Регресс в нашем понимании не является признаком, определяющим нозологическую принадлежность синдрома. Скорее, это специфичный для раннего возраста этап динамики синдрома аутизма, не определяющий его долговременный исход: доли тяжелых и благоприятных исходов среди наблюдавшихся нами детей и взрослых существенно не различались между группами с регрессом и без него: примерно четверть подростков в обеих группах достигли высокого уровня функционирования, примерно половина остались на низком, а четверть оказалась в промежуточном варианте «среднефункциональных».
Описания феноменологии, то есть поведенческих и прочих проявлений аутизма, принадлежат в основном отечественным и немецким исследователям.
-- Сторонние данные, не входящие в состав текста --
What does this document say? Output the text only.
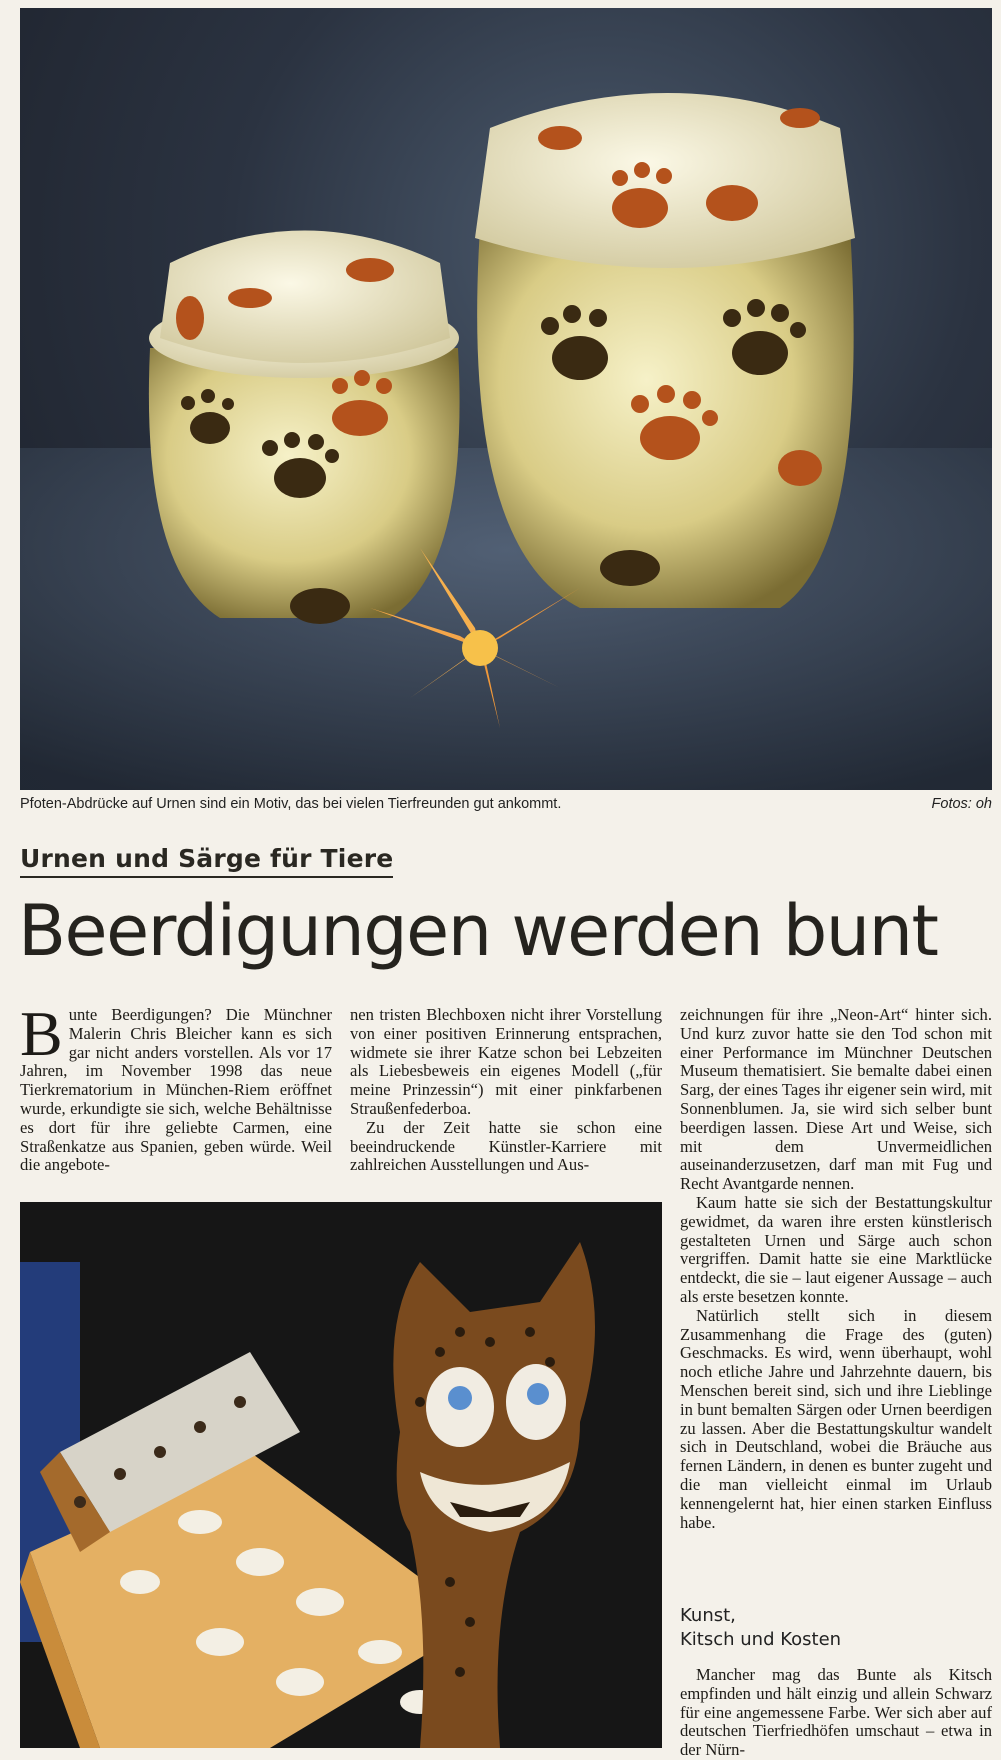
Pfoten-Abdrücke auf Urnen sind ein Motiv, das bei vielen Tierfreunden gut ankommt.	Fotos: oh
Urnen und Särge für Tiere
Beerdigungen werden bunt

Bunte Beerdigungen? Die Münchner Malerin Chris Bleicher kann es sich gar nicht anders vorstellen. Als vor 17 Jahren, im November 1998 das neue Tierkrematorium in München-Riem eröffnet wurde, erkundigte sie sich, welche Behältnisse es dort für ihre geliebte Carmen, eine Straßenkatze aus Spanien, geben würde. Weil die angebote-

nen tristen Blechboxen nicht ihrer Vorstellung von einer positiven Erinnerung entsprachen, widmete sie ihrer Katze schon bei Lebzeiten als Liebesbeweis ein eigenes Modell („für meine Prinzessin“) mit einer pinkfarbenen Straußenfederboa.

Zu der Zeit hatte sie schon eine beeindruckende Künstler-Karriere mit zahlreichen Ausstellungen und Aus-

zeichnungen für ihre „Neon-Art“ hinter sich. Und kurz zuvor hatte sie den Tod schon mit einer Performance im Münchner Deutschen Museum thematisiert. Sie bemalte dabei einen Sarg, der eines Tages ihr eigener sein wird, mit Sonnenblumen. Ja, sie wird sich selber bunt beerdigen lassen. Diese Art und Weise, sich mit dem Unvermeidlichen auseinanderzusetzen, darf man mit Fug und Recht Avantgarde nennen.

Kaum hatte sie sich der Bestattungskultur gewidmet, da waren ihre ersten künstlerisch gestalteten Urnen und Särge auch schon vergriffen. Damit hatte sie eine Marktlücke entdeckt, die sie – laut eigener Aussage – auch als erste besetzen konnte.

Natürlich stellt sich in diesem Zusammenhang die Frage des (guten) Geschmacks. Es wird, wenn überhaupt, wohl noch etliche Jahre und Jahrzehnte dauern, bis Menschen bereit sind, sich und ihre Lieblinge in bunt bemalten Särgen oder Urnen beerdigen zu lassen. Aber die Bestattungskultur wandelt sich in Deutschland, wobei die Bräuche aus fernen Ländern, in denen es bunter zugeht und die man vielleicht einmal im Urlaub kennengelernt hat, hier einen starken Einfluss habe.

Kunst,
Kitsch und Kosten

Mancher mag das Bunte als Kitsch empfinden und hält einzig und allein Schwarz für eine angemessene Farbe. Wer sich aber auf deutschen Tierfriedhöfen umschaut – etwa in der Nürn-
Как указывают I. Manouilenko и S. Bejerot в своей статье «Sukhareva – prior to Asperger and Kanner» (2015), впервые клинику аутизма описала Г.Е. Сухарева в немецком журнале неврологии и психиатрии в 1926 году, назвав расстройство сначала шизоидной, затем – аутистической психопатией[9]. Однако ее открытие прошло незамеченным и было забыто и впоследствии «переоткрыто» практически один к одному (даже в схожей терминологии) в ставшей широко известной статье Х. Аспергера 1944 года.